Ciryl Gane was ready to face the music following the most humbling loss of his career.

At the UFC 285 post-fight press conference, Gane was the second fighter to appear and he answered questions from the media about his devastating setback at the hands of Jon Jones in Saturday’s main event.

Jones needed a little more than two minutes to take Gane down and finish him with a guillotine choke to capture a UFC heavyweight championship that was vacated in the wake of Francis Ngannou’s recent departure from the promotion. Speaking on the loss, Gane made no excuses.

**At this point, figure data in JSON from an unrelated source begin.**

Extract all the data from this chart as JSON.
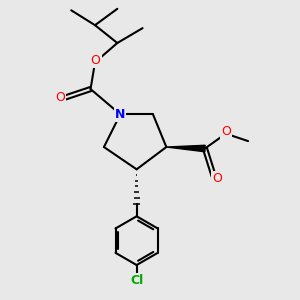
{
  "bg_color": "#e8e8e8",
  "atom_colors": {
    "N": "#0000ff",
    "O": "#ff0000",
    "Cl": "#00aa00",
    "C": "#000000"
  },
  "bond_color": "#000000",
  "bond_width": 1.5
}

“Disappointed, of course,” Gane said. “But the biggest feeling is angry about myself. Really angry. Because yes, we accepted this fight, it was not short-notice, but the time was not too long, but we worked a lot, we spent a lot of time. We trained with my sparring partners, so I’m really angry about myself because I spent a lot of time with my partners, my coaches, my family, and it [wasn’t reflected] during the fight. So I’m really angry.”

Gane entered the fight coming off of a knockout win over Tai Tuivasa in his home country of France, but failed to provide much resistance to Jones, who was returning from a three-year hiatus from competition. The submission loss also marked the first time Gane failed to go the distance in his career.

Asked what was most disappointing about his UFC 285 main event performance, Gane couldn’t pinpoint one area.

“Everything,” Gane said. “All of that. My striking at first, my entrance. I’m going to talk about my entrance to the game, my start. … We didn’t look good and after that, we had opportunities because we twisted, I don’t know exactly how we did that. But we go in the clinch, we go back on the ground, he tried to hug my back. I defended my back, face to face, he tried to sweep me, I was comfortable because he doesn’t have a good guillotine and I know that, but I was afraid about the referee.

“I remember my coach saying, ‘Don’t stay in this position. This is a bad position,’ during the training. So I tried to move and [Jones] read that exactly at the same way that I moved and he f****** me up. S***.”

With Ngannou out of the picture, Gane was chosen to be Jones’ first heavyweight opponent and he didn’t feel that the longtime light heavyweight king was at any sort of physical disadvantage.

“It was a short feeling, but he’s a real heavyweight, for sure,” Gane said.

Jones’ performance brought Gane’s grappling limitations back to the forefront, a weakness that Ngannou also exploited when he defeated Gane at UFC 270 in January 2022.

When Gane goes back to the lab, his first priority will be to shore up his ground game.

“This is a real loss,” Gane said. “This is the first real loss I have. The loss to Francis wasn’t a big loss for me. I learned, but it was not too big. But this one is a real loss. So now this is the past and I must go forward to see the future and I’m going to go straight back to the gym.”

“The first thing is I’m going to go back straight to the gym and I’m going to work on my ground game,” he continued. “Yes, he’s a really high-level wrestler in the ground game, but we worked a lot, but I don’t have good reflexes. So I’m really angry at myself, so yeah, I’m going to work on it.”